Autre sujet de mécontentement : le sentiment que le fisc cherche à maximiser les sanctions. Le Medef évoque notamment un « usage abusif des pénalités ». « Le dialogue avec l’administration a tendance à être de plus en plus frustrant, voire à se durcir. Il est ainsi paradoxal mais révélateur qu’il soit nécessaire de porter devant les juges, alors qu’ils ne devraient traiter que des questions juridiques les plus complexes, des points d’appréciation des faits et qu’il ne soit pas possible de régler en amont ces sujets dans le cadre d’un dialogue positif avec les autorités fiscales », commente Frédéric Donnedieu de Vabres, managing partner du cabinet Arsene Taxand.
 De même , un projet de réforme de l’inspection du travail présenté ce mercredi en Conseil des ministres propose de renforcer les pouvoirs des inspecteurs, et de modifier l’organisation collective de l’inspection du travail.
Ce projet consiste à renforcer les pouvoirs des inspecteurs qui pourront notamment infliger des amendes aux entreprises, mais prévoit aussi une nouvelle organisation du travail décriée par une partie des agents. Le plan « ministère fort », présenté par le ministre du Travail, Michel Sapin, devra passer par la voie législative dans le cadre d’un projet de loi sur la formation professionnelle et la démocratie sociale, attendu début 2014.

A l’heure actuelle, les inspecteurs qui constatent des infractions ne peuvent que recourir à la voie pénale. Or, environ la moitié des procédures sont classées sans suite et celles qui aboutissent requièrent en moyenne deux ans.
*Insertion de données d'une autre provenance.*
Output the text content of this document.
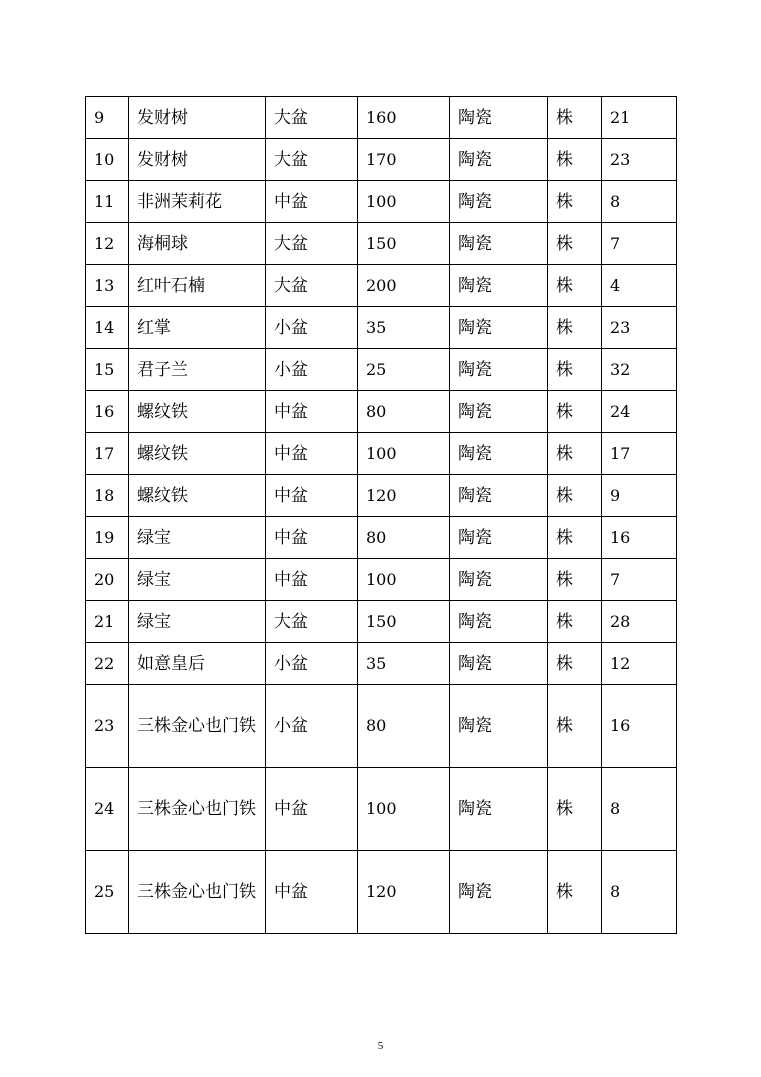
9	发财树	大盆	160	陶瓷	株	21
10	发财树	大盆	170	陶瓷	株	23
11	非洲茉莉花	中盆	100	陶瓷	株	8
12	海桐球	大盆	150	陶瓷	株	7
13	红叶石楠	大盆	200	陶瓷	株	4
14	红掌	小盆	35	陶瓷	株	23
15	君子兰	小盆	25	陶瓷	株	32
16	螺纹铁	中盆	80	陶瓷	株	24
17	螺纹铁	中盆	100	陶瓷	株	17
18	螺纹铁	中盆	120	陶瓷	株	9
19	绿宝	中盆	80	陶瓷	株	16
20	绿宝	中盆	100	陶瓷	株	7
21	绿宝	大盆	150	陶瓷	株	28
22	如意皇后	小盆	35	陶瓷	株	12
23	三株金心也门铁	小盆	80	陶瓷	株	16
24	三株金心也门铁	中盆	100	陶瓷	株	8
25	三株金心也门铁	中盆	120	陶瓷	株	8
5
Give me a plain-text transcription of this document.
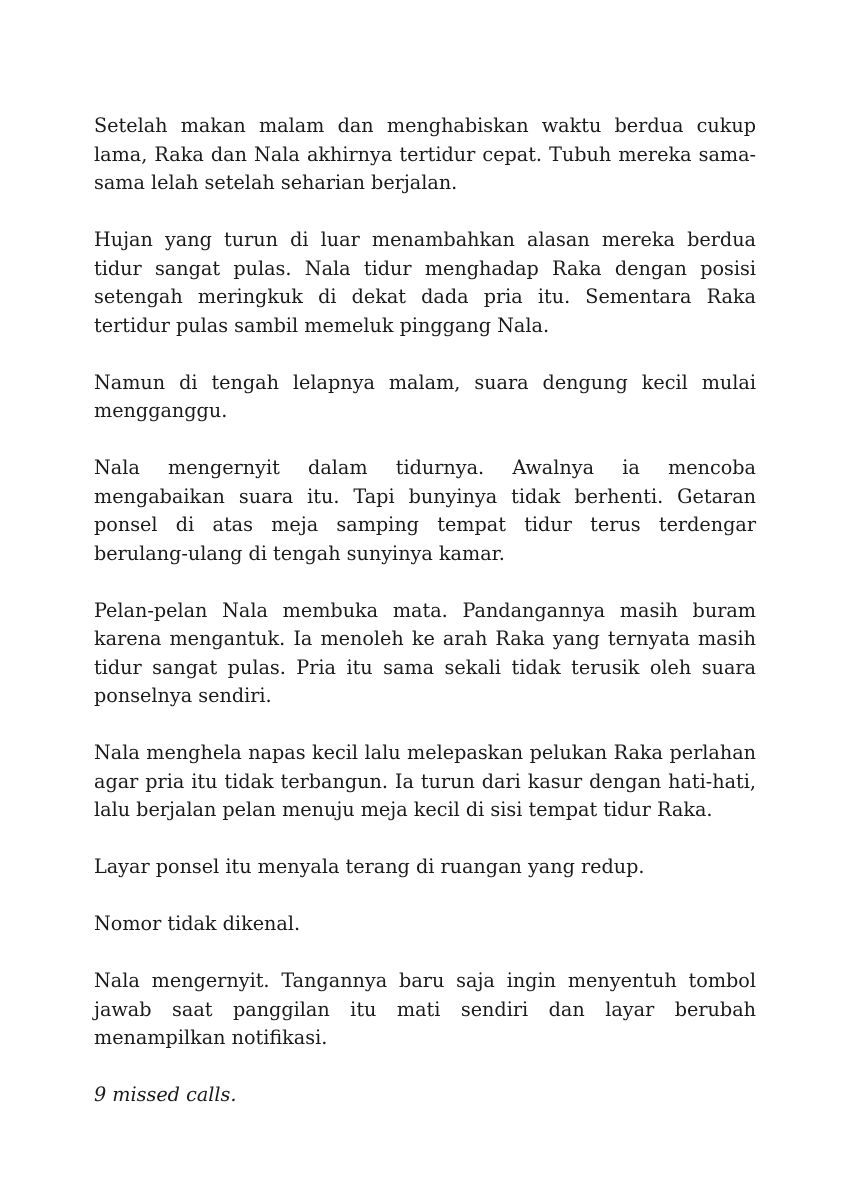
Setelah makan malam dan menghabiskan waktu berdua cukup lama, Raka dan Nala akhirnya tertidur cepat. Tubuh mereka sama-sama lelah setelah seharian berjalan.

Hujan yang turun di luar menambahkan alasan mereka berdua tidur sangat pulas. Nala tidur menghadap Raka dengan posisi setengah meringkuk di dekat dada pria itu. Sementara Raka tertidur pulas sambil memeluk pinggang Nala.

Namun di tengah lelapnya malam, suara dengung kecil mulai mengganggu.

Nala mengernyit dalam tidurnya. Awalnya ia mencoba mengabaikan suara itu. Tapi bunyinya tidak berhenti. Getaran ponsel di atas meja samping tempat tidur terus terdengar berulang-ulang di tengah sunyinya kamar.

Pelan-pelan Nala membuka mata. Pandangannya masih buram karena mengantuk. Ia menoleh ke arah Raka yang ternyata masih tidur sangat pulas. Pria itu sama sekali tidak terusik oleh suara ponselnya sendiri.

Nala menghela napas kecil lalu melepaskan pelukan Raka perlahan agar pria itu tidak terbangun. Ia turun dari kasur dengan hati-hati, lalu berjalan pelan menuju meja kecil di sisi tempat tidur Raka.

Layar ponsel itu menyala terang di ruangan yang redup.

Nomor tidak dikenal.

Nala mengernyit. Tangannya baru saja ingin menyentuh tombol jawab saat panggilan itu mati sendiri dan layar berubah menampilkan notifikasi.

9 missed calls.
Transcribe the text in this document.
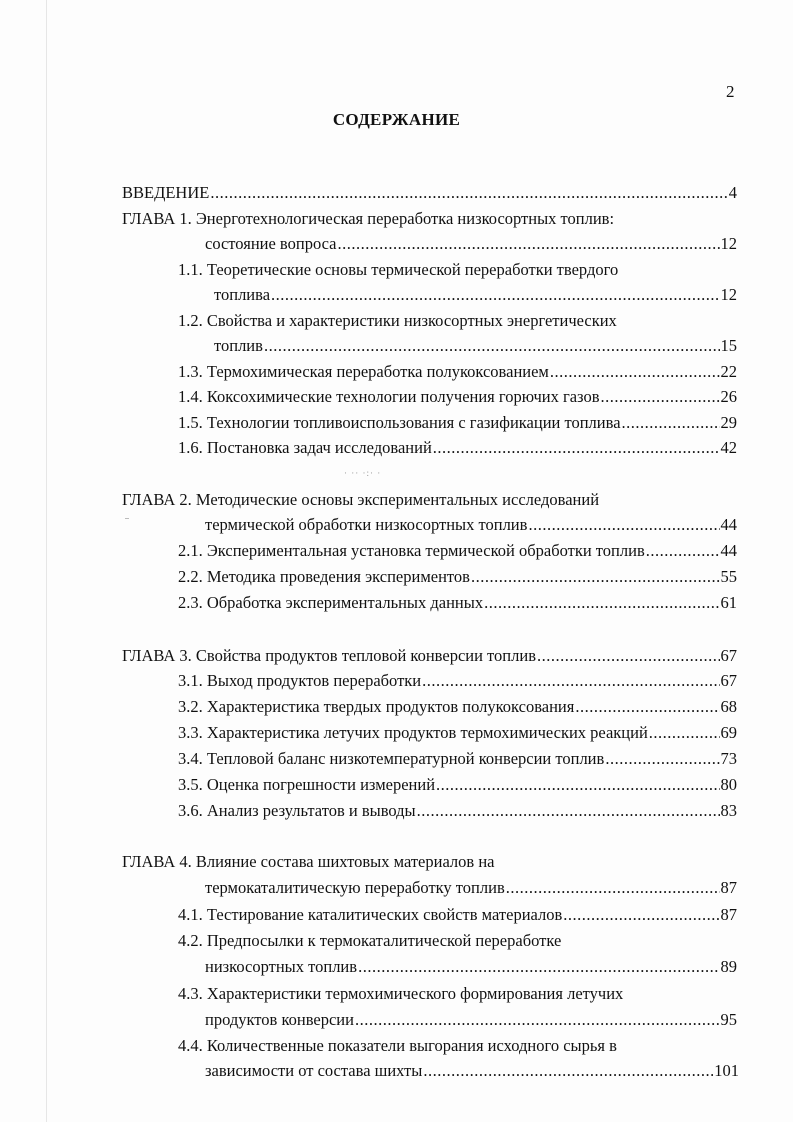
2
СОДЕРЖАНИЕ
ВВЕДЕНИЕ .....	4
ГЛАВА 1. Энерготехнологическая переработка низкосортных топлив:
состояние вопроса .....	12
1.1. Теоретические основы термической переработки твердого
топлива .....	12
1.2. Свойства и характеристики низкосортных энергетических
топлив .....	15
1.3. Термохимическая переработка полукоксованием .....	22
1.4. Коксохимические технологии получения горючих газов .....	26
1.5. Технологии топливоиспользования с газификации топлива .....	29
1.6. Постановка задач исследований .....	42
ГЛАВА 2. Методические основы экспериментальных исследований
термической обработки низкосортных топлив .....	44
2.1. Экспериментальная установка термической обработки топлив .....	44
2.2. Методика проведения экспериментов .....	55
2.3. Обработка экспериментальных данных .....	61
ГЛАВА 3. Свойства продуктов тепловой конверсии топлив .....	67
3.1. Выход продуктов переработки .....	67
3.2. Характеристика твердых продуктов полукоксования .....	68
3.3. Характеристика летучих продуктов термохимических реакций .....	69
3.4. Тепловой баланс низкотемпературной конверсии топлив .....	73
3.5. Оценка погрешности измерений .....	80
3.6. Анализ результатов и выводы .....	83
ГЛАВА 4. Влияние состава шихтовых материалов на
термокаталитическую переработку топлив .....	87
4.1. Тестирование каталитических свойств материалов .....	87
4.2. Предпосылки к термокаталитической переработке
низкосортных топлив .....	89
4.3. Характеристики термохимического формирования летучих
продуктов конверсии .....	95
4.4. Количественные показатели выгорания исходного сырья в
зависимости от состава шихты .....	101
· ·· ·:· ·
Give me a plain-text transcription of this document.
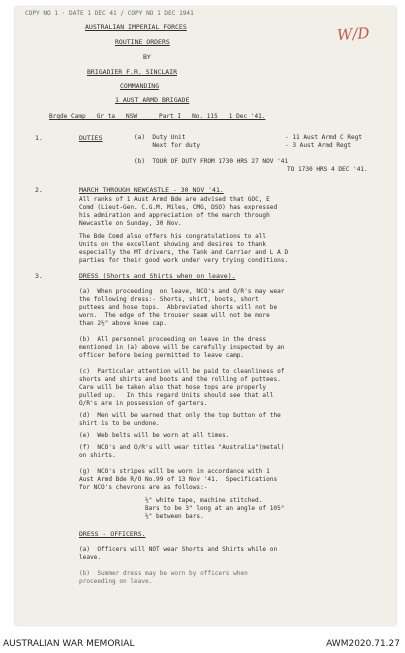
COPY NO 1 · DATE 1 DEC 41 / COPY NO 1 DEC 1941
W/D
AUSTRALIAN IMPERIAL FORCES
ROUTINE ORDERS
BY
BRIGADIER F.R. SINCLAIR
COMMANDING
1 AUST ARMD BRIGADE
Brgde Camp   Gr ta   NSW      Part I   No. 115   1 Dec '41.
1.	DUTIES	(a)  Duty Unit	- 11 Aust Armd C Regt
Next for duty	- 3 Aust Armd Regt
(b)  TOUR OF DUTY FROM 1730 HRS 27 NOV '41
TO 1730 HRS 4 DEC '41.
2.	MARCH THROUGH NEWCASTLE - 30 NOV '41.
All ranks of 1 Aust Armd Bde are advised that GOC, E
Comd (Lieut-Gen. C.G.M. Miles, CMG, DSO) has expressed
his admiration and appreciation of the march through
Newcastle on Sunday, 30 Nov.
The Bde Comd also offers his congratulations to all
Units on the excellent showing and desires to thank
especially the MT drivers, the Tank and Carrier and L A D
parties for their good work under very trying conditions.
3.	DRESS (Shorts and Shirts when on leave).
(a)  When proceeding  on leave, NCO's and O/R's may wear
the following dress:- Shorts, shirt, boots, short
puttees and hose tops.  Abbreviated shorts will not be
worn.  The edge of the trouser seam will not be more
than 2½" above knee cap.
(b)  All personnel proceeding on leave in the dress
mentioned in (a) above will be carefully inspected by an
officer before being permitted to leave camp.
(c)  Particular attention will be paid to cleanliness of
shorts and shirts and boots and the rolling of puttees.
Care will be taken also that hose tops are properly
pulled up.   In this regard Units should see that all
O/R's are in possession of garters.
(d)  Men will be warned that only the top button of the
shirt is to be undone.
(e)  Web belts will be worn at all times.
(f)  NCO's and O/R's will wear titles "Australia"(metal)
on shirts.
(g)  NCO's stripes will be worn in accordance with 1
Aust Armd Bde R/O No.99 of 13 Nov '41.  Specifications
for NCO's chevrons are as follows:-
½" white tape, machine stitched.
Bars to be 3" long at an angle of 105°
½" between bars.
DRESS - OFFICERS.
(a)  Officers will NOT wear Shorts and Shirts while on
leave.
(b)  Summer dress may be worn by officers when
proceeding on leave.
AUSTRALIAN WAR MEMORIAL	AWM2020.71.27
Le ministère souhaite donc que les agents puissent aussi imposer des sanctions financières en cas de manquements et travaille avec le ministère de la justice sur ce point. Il envisage également de recourir aux ordonnances pénales (procédures sans audience avec un juge au lieu de trois) pour accélérer les procédures.

 Un agent de contrôle pour 8.000 salariés

Le projet de réforme, lancé dès le mois de juillet 2012 et qui devrait être opérationnel au printemps 2014, vise également à modifier « l’organisation collective » de l’inspection du travail.

C’est ce point qui cristallise l’opposition d’une partie des agents et des syndicats, qui craignent d’y perdre leur indépendance, et ont manifesté à plusieurs reprises contre le projet. Le plan prévoit en effet de créer des « Unités de contrôle », regroupant 8 à 12 agents qui devront rendre compte à un responsable désigné parmi eux. Ce projet se heurte à la « culture assez profonde d’autonomie » des inspecteurs, reconnaît-on au ministère (où il est précisé que le risque de perte d’indépendance est un « élément fantasmagorique ») mais il vise à donner « une dimension collective » à leur travail.

Selon les dernières données disponibles, la France compte 2.236 agents de contrôle (dont 743 inspecteurs) pour surveiller 1,82 million d’entreprises, soit un agent pour un peu plus de 8.000 salariés. En 2012, les agents ont effectué plus de 260.000 interventions qui ont débouché sur quelque 7.000 procédures pénales.